Whether it's good or bad to be a spoiler depends on the specifics. The current GOP primaries raise some interesting questions about voter priorities and candidate priorities. Which is more important: opposing Trump or supporting a particular anti-Trump candidate? Preventing Trump from getting the nomination, or helping a particular anti-Trump candidate to get the nomination?
Is it more important to support a particular anti-Trump candidate at the risk of making it more likely that Trump will win the nomination–or opposing Trump at the risk of sacrificing your preferred candidate?
In addition, a campaign can be like a game of chess. You don't know ahead of time what's a winning move or losing move. You can't say in the abstract what's a winning move or losing move. That's because it depends on what the other player does. There is no winning move in the absolute sense, only in a relative sense.
As the campaign evolves, a winning strategy may become a losing strategy. Candidates must adapt to the state of play. And it depends on priorities. Each candidate wants to win. But in the event he can't win, who's the backup?
Take the Florida race. Cruz has a twofold agenda: defeat Trump and defeat Rubio. Those are his two main rivals. And he has an order in which he wants do to it: drive Rubio out of the race to make it a two-man races between Trump and Cruz.
That, however, makes Cruz a spoiler is a dicey sense: it's more important for him to prevent Rubio from winning than to prevent Trump from winning. Cruz has no realistic chance to win Florida, but he may be able to prevent Rubio from winning. That, however, means it's more important to his strategy to sacrifice Rubio to Trump. To make Rubio lose at the cost of Trump winning. Cruz's strategy requires him to become a temporary Trump-enabler, in the hopes of stopping him further down the line.
That's a very risky strategy. If Trump wins Florida, it accelerates his momentum. In addition, Florida is a big delegate cash cow. If Trump wins Florida, that makes it much easier for Trump to rack up the remaining delegates to win the nomination outright. If Trump wins Ohio in addition to Florida, then his nomination is probably inevitable.
Although it would be advantageous to Cruz to knock Rubio out of the race, it would also be advantageous to Cruz to deny Trump victories in Florida and Ohio.
That would give Cruz two possible paths to the nomination: winning the nomination outright, or winning at a brokered convention. If Trump loses Florida and Ohio, that's a backstop that probably keeps him from winning the nomination outright.
Cruz's preference is to win the nomination outright, and that makes sense.

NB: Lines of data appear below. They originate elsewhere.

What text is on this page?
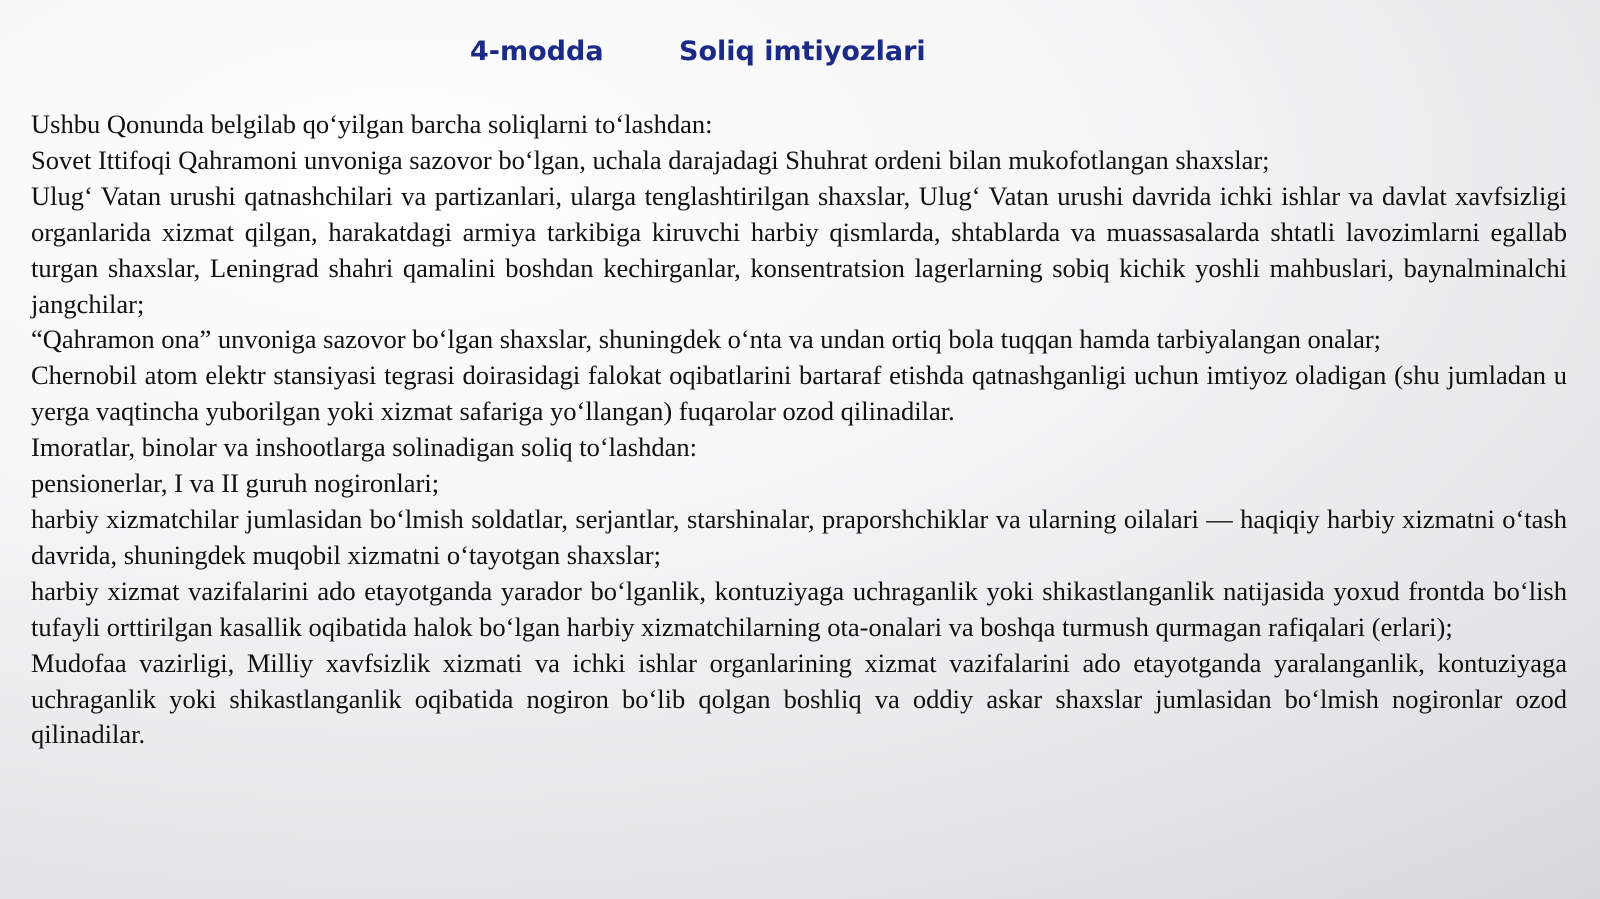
4-modda	Soliq imtiyozlari

Ushbu Qonunda belgilab qo‘yilgan barcha soliqlarni to‘lashdan:

Sovet Ittifoqi Qahramoni unvoniga sazovor bo‘lgan, uchala darajadagi Shuhrat ordeni bilan mukofotlangan shaxslar;

Ulug‘ Vatan urushi qatnashchilari va partizanlari, ularga tenglashtirilgan shaxslar, Ulug‘ Vatan urushi davrida ichki ishlar va davlat xavfsizligi organlarida xizmat qilgan, harakatdagi armiya tarkibiga kiruvchi harbiy qismlarda, shtablarda va muassasalarda shtatli lavozimlarni egallab turgan shaxslar, Leningrad shahri qamalini boshdan kechirganlar, konsentratsion lagerlarning sobiq kichik yoshli mahbuslari, baynalminalchi jangchilar;

“Qahramon ona” unvoniga sazovor bo‘lgan shaxslar, shuningdek o‘nta va undan ortiq bola tuqqan hamda tarbiyalangan onalar;

Chernobil atom elektr stansiyasi tegrasi doirasidagi falokat oqibatlarini bartaraf etishda qatnashganligi uchun imtiyoz oladigan (shu jumladan u yerga vaqtincha yuborilgan yoki xizmat safariga yo‘llangan) fuqarolar ozod qilinadilar.

Imoratlar, binolar va inshootlarga solinadigan soliq to‘lashdan:

pensionerlar, I va II guruh nogironlari;

harbiy xizmatchilar jumlasidan bo‘lmish soldatlar, serjantlar, starshinalar, praporshchiklar va ularning oilalari — haqiqiy harbiy xizmatni o‘tash davrida, shuningdek muqobil xizmatni o‘tayotgan shaxslar;

harbiy xizmat vazifalarini ado etayotganda yarador bo‘lganlik, kontuziyaga uchraganlik yoki shikastlanganlik natijasida yoxud frontda bo‘lish tufayli orttirilgan kasallik oqibatida halok bo‘lgan harbiy xizmatchilarning ota-onalari va boshqa turmush qurmagan rafiqalari (erlari);

Mudofaa vazirligi, Milliy xavfsizlik xizmati va ichki ishlar organlarining xizmat vazifalarini ado etayotganda yaralanganlik, kontuziyaga uchraganlik yoki shikastlanganlik oqibatida nogiron bo‘lib qolgan boshliq va oddiy askar shaxslar jumlasidan bo‘lmish nogironlar ozod qilinadilar.
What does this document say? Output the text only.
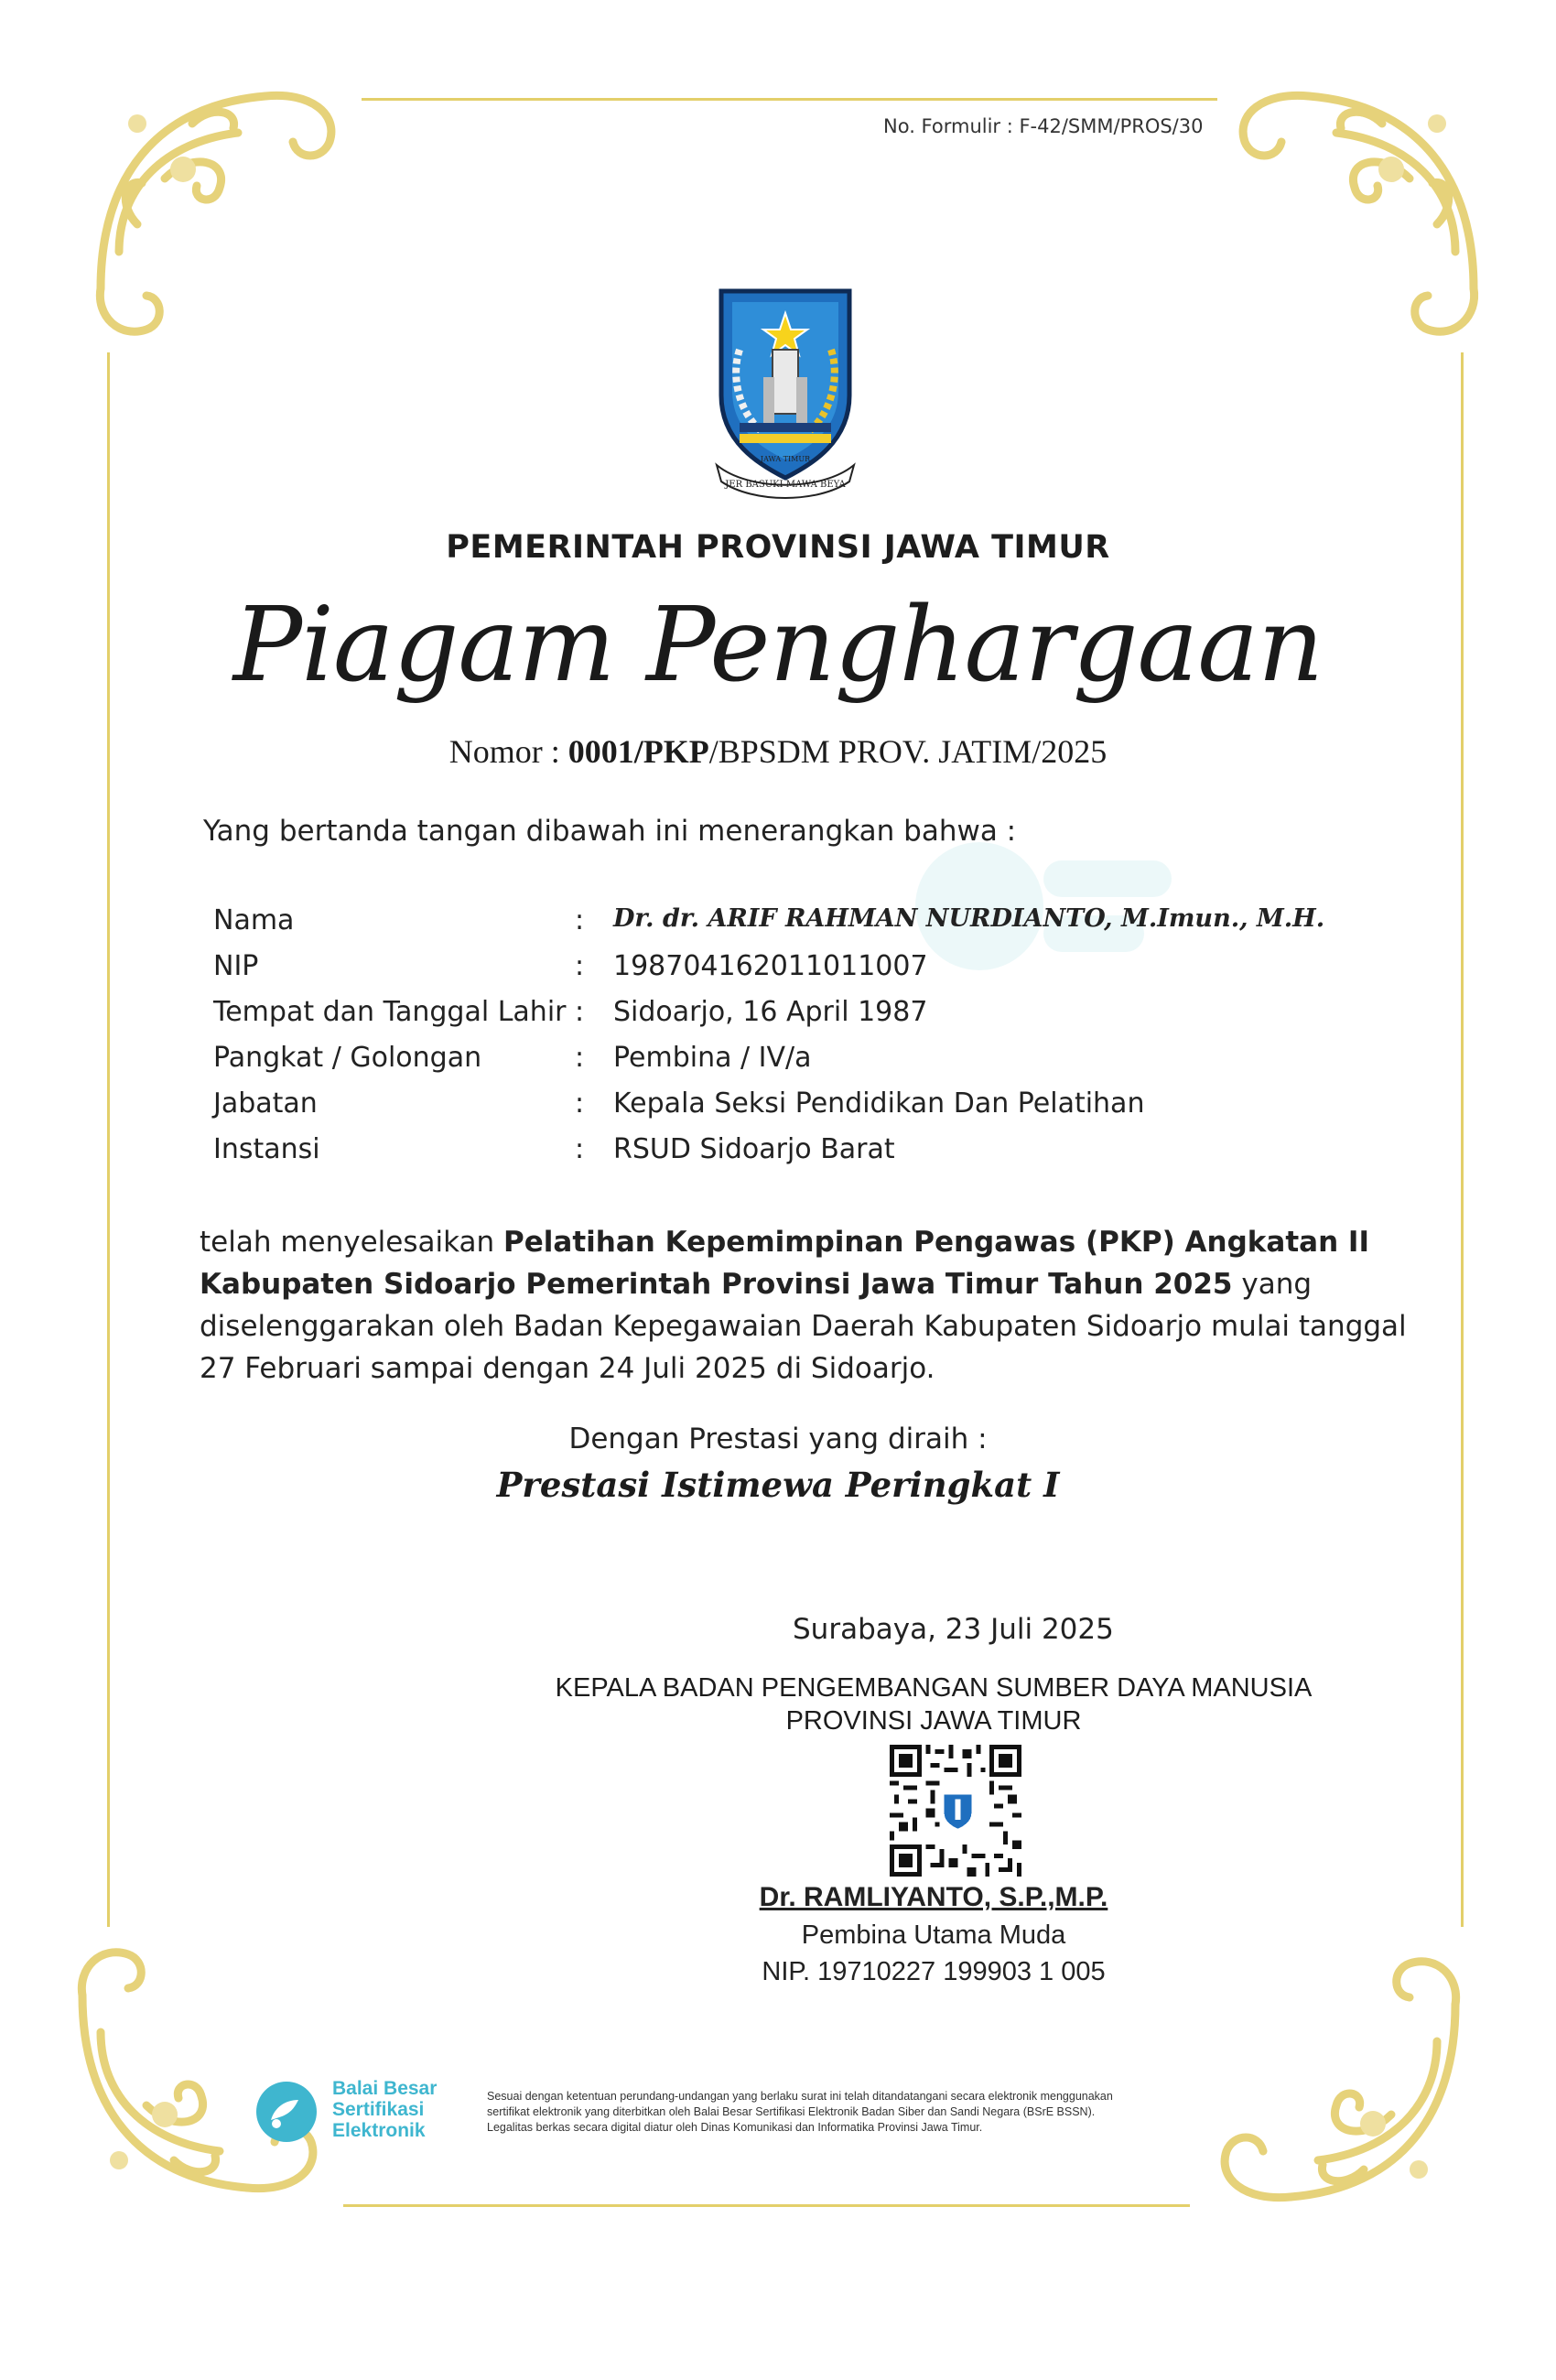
No. Formulir : F-42/SMM/PROS/30
JER BASUKI MAWA BEYA
JAWA TIMUR
PEMERINTAH PROVINSI JAWA TIMUR
Piagam Penghargaan
Nomor : 0001/PKP/BPSDM PROV. JATIM/2025
Yang bertanda tangan dibawah ini menerangkan bahwa :
Nama	: Dr. dr. ARIF RAHMAN NURDIANTO, M.Imun., M.H.
NIP	: 198704162011011007
Tempat dan Tanggal Lahir : Sidoarjo, 16 April 1987
Pangkat / Golongan	: Pembina / IV/a
Jabatan	: Kepala Seksi Pendidikan Dan Pelatihan
Instansi	: RSUD Sidoarjo Barat
telah menyelesaikan Pelatihan Kepemimpinan Pengawas (PKP) Angkatan II Kabupaten Sidoarjo Pemerintah Provinsi Jawa Timur Tahun 2025 yang diselenggarakan oleh Badan Kepegawaian Daerah Kabupaten Sidoarjo mulai tanggal 27 Februari sampai dengan 24 Juli 2025 di Sidoarjo.
Dengan Prestasi yang diraih :
Prestasi Istimewa Peringkat I
Surabaya, 23 Juli 2025
KEPALA BADAN PENGEMBANGAN SUMBER DAYA MANUSIA
PROVINSI JAWA TIMUR
Dr. RAMLIYANTO, S.P.,M.P.
Pembina Utama Muda
NIP. 19710227 199903 1 005
Balai Besar
Sertifikasi
Elektronik
Sesuai dengan ketentuan perundang-undangan yang berlaku surat ini telah ditandatangani secara elektronik menggunakan
sertifikat elektronik yang diterbitkan oleh Balai Besar Sertifikasi Elektronik Badan Siber dan Sandi Negara (BSrE BSSN).
Legalitas berkas secara digital diatur oleh Dinas Komunikasi dan Informatika Provinsi Jawa Timur.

It would, however, be prudent for him to have a fallback.
Suppose Trump can't net the winning number, and Cruz comes in second. If at the end of the primary season, Trump is still failing to get a majority of Republican voters, and Cruz comes in second, Cruz would be the obvious alternative to Trump at a brokered convention.
For Cruz to compete in Florida is quite a gamble, because it runs the risk of a twofold loss: it may make it harder for him to win the nomination, and it makes it harder for another anti-Trump candidate to win the nomination. It clears a path for Trump to win the nomination. On that scenario, not only does Cruz lose, but the party is likely to lose in in November. And even if Trump wins the general election, that's just as bad in a different way. Trump winning or Trump losing to Hillary are both worse-case scenarios.